La cerimonia di apertura ha dato il via a una settimana di lavori che si preannunciano tesi, con la Conferenza di alto livello per la soluzione a due Stati che potrebbe segnare un punto di svolta diplomatico. Oltre ai due Paesi europei, un gruppo in via di allargamento – che include Malta, Australia, Canada, Belgio, Lussemburgo e Portogallo – annuncia l’intenzione di procedere al riconoscimento, un passo dal forte peso simbolico e politico.
Per un’adesione formale delle Nazioni Unite sarebbe necessario il via libera del Consiglio di Sicurezza, dove Washington eserciterebbe il diritto di veto. Tuttavia, si delinea uno scontro tra l’amministrazione americana e un nutrito drappello di alleati tradizionali.
Una settimana di tensioni e assenze significative
Il dibattito generale dell’Assemblea inizierà domani, ma sarà caratterizzato da un’assenza di rilievo: quella dei delegati palestinesi, ai quali il governo statunitense ha negato i visti d’ingresso. Grazie a una risoluzione approvata il 19 settembre, l’Autorità Nazionale Palestinese (Anp) potrà partecipare a distanza, e il presidente Mahmud Abbas (Abu Mazen) interverrà al dibattito con una dichiarazione preregistrata.
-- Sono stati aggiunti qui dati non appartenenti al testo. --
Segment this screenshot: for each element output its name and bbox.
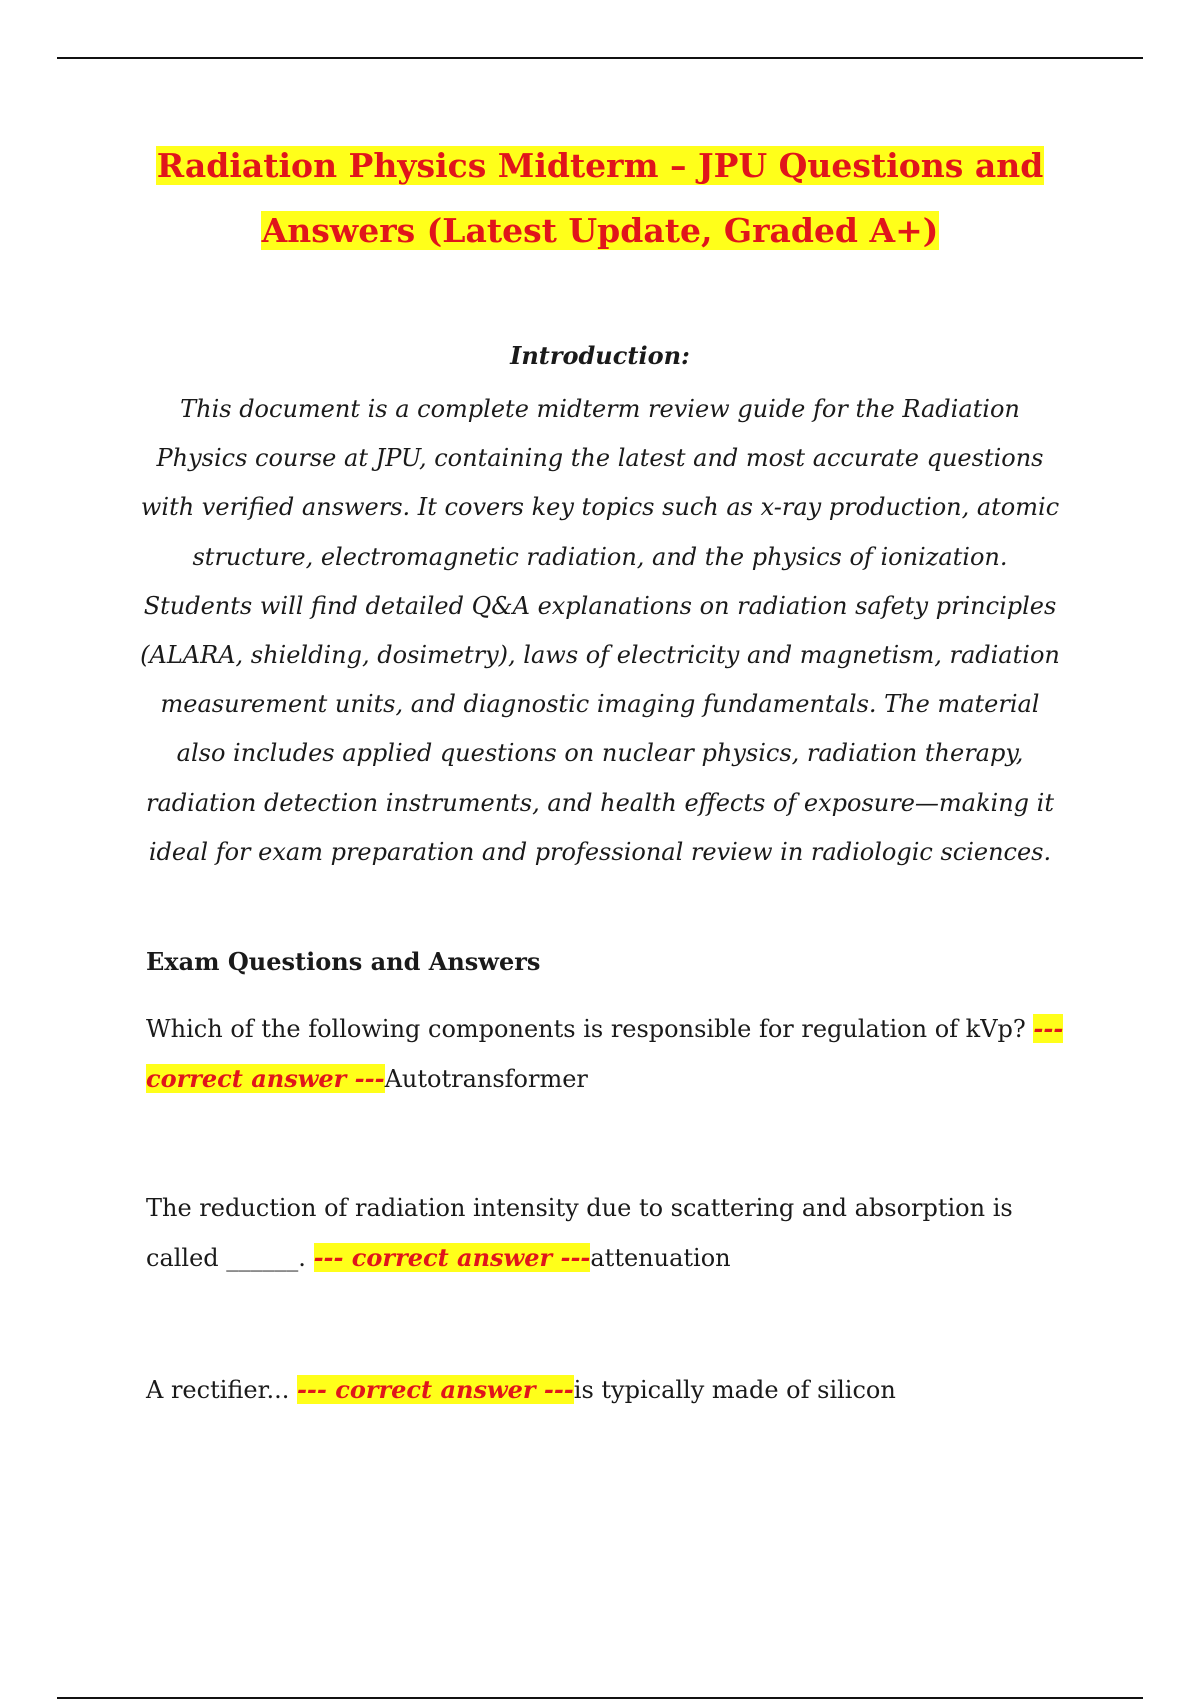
question-text: Which of the following components is responsible for regulation of kVp? xyxy=(146,1015,1034,1043)
answer-text: attenuation xyxy=(590,1244,731,1272)
qa-item-2 xyxy=(146,1184,1066,1283)
introduction-heading: Introduction: xyxy=(510,341,690,370)
top-rule xyxy=(57,57,1143,59)
correct-answer-marker: --- correct answer --- xyxy=(146,1014,1064,1093)
section-heading: Exam Questions and Answers xyxy=(146,947,541,976)
question-text: The reduction of radiation intensity due to scattering and absorption is called ______. xyxy=(146,1194,1013,1272)
title-line-1: Radiation Physics Midterm – JPU Questions and xyxy=(156,146,1044,185)
question-text: A rectifier... xyxy=(146,1376,297,1404)
qa-item-3 xyxy=(146,1365,1066,1415)
correct-answer-marker: --- correct answer --- xyxy=(313,1243,591,1272)
document-title xyxy=(100,133,1100,263)
introduction-body: This document is a complete midterm review guide for the Radiation Physics course at JPU, containing the latest and most accurate questions with verified answers. It covers key topics such as x-ray production, atomic structure, electromagnetic radiation, and the physics of ionization. Students will find detailed Q&A explanations on radiation safety principles (ALARA, shielding, dosimetry), laws of electricity and magnetism, radiation measurement units, and diagnostic imaging fundamentals. The material also includes applied questions on nuclear physics, radiation therapy, radiation detection instruments, and health effects of exposure—making it ideal for exam preparation and professional review in radiologic sciences. xyxy=(140,395,1060,866)
title-line-2: Answers (Latest Update, Graded A+) xyxy=(261,211,939,250)
answer-text: Autotransformer xyxy=(384,1065,588,1093)
correct-answer-marker: --- correct answer --- xyxy=(296,1375,574,1404)
qa-item-1 xyxy=(146,1004,1066,1104)
answer-text: is typically made of silicon xyxy=(573,1376,896,1404)
bottom-rule xyxy=(57,1697,1143,1699)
La Palestina gode dal 2012 dello status di Stato osservatore non membro, un riconoscimento importante ma che poco incide sulla realtà del conflitto. Proprio sul conflitto a Gaza, l’Assemblea Generale ha votato il 12 settembre la “Dichiarazione di New York”, che impegna i Paesi a sostenere una road map per un cessate il fuoco immediato, il rilascio degli ostaggi e la creazione di uno Stato palestinese sovrano.
La risoluzione ha ottenuto 142 voti favorevoli, contro 10 contrari e 12 astensioni. Questo voto rappresenta un chiaro segnale della posizione della maggioranza della comunità internazionale, sebbene non abbia carattere vincolante come le risoluzioni del Consiglio di Sicurezza.
La ferma opposizione israeliana e la posizione di Roma
Israele respinge con forza qualsiasi iniziativa unilaterale. “Il riconoscimento dello Stato palestinese non promuove la pace, ma destabilizza la regione e mina la possibilità di una soluzione futura”, ha dichiarato oggi su X Oren Marmorstein, portavoce del ministero degli Esteri israeliano. Per il governo di Tel Aviv, un simile passo favorirebbe il terrorismo di Hamas e pregiudicherebbe i negoziati.
L’Italia, pur sostenitrice della soluzione “due popoli, due Stati” insieme ad altri 141 paesi, mantiene una posizione cauta. Il governo Meloni non intende procedere al riconoscimento prima dell’avvio di un concreto processo diplomatico. La premier interverrà mercoledì all’Assemblea, mentre il vicepremier e ministro degli Esteri Antonio Tajani sarà impegnato in una serie di incontri bilaterali e in un briefing del Consiglio di Sicurezza.
L’Ucraina cerca di riconquistare la scena globale
L’agenda dei lavori rischia di essere egemonizzata dalla crisi mediorientale, offuscando la guerra in Ucraina. Il presidente Volodymyr Zelensky cercherà di riportare l’attenzione sulla situazione nel suo Paese in un momento di aumentate tensioni con la Russia e di stallo negoziale.
Zelensky, che incontrerà il presidente americano Donald Trump a margine dell’Assemblea, parlerà mercoledì. Per la Russia interverrà sabato il ministro degli Esteri Sergei Lavrov. Il Consiglio di Sicurezza terrà un incontro di alto livello dedicato all’Ucraina, mentre il discorso di Trump è atteso per domani. Questa duplice crisi mette a dura prova il sistema multilaterale delle Nazioni Unite in un momento particolarmente delicato per gli equilibri geopolitici globali.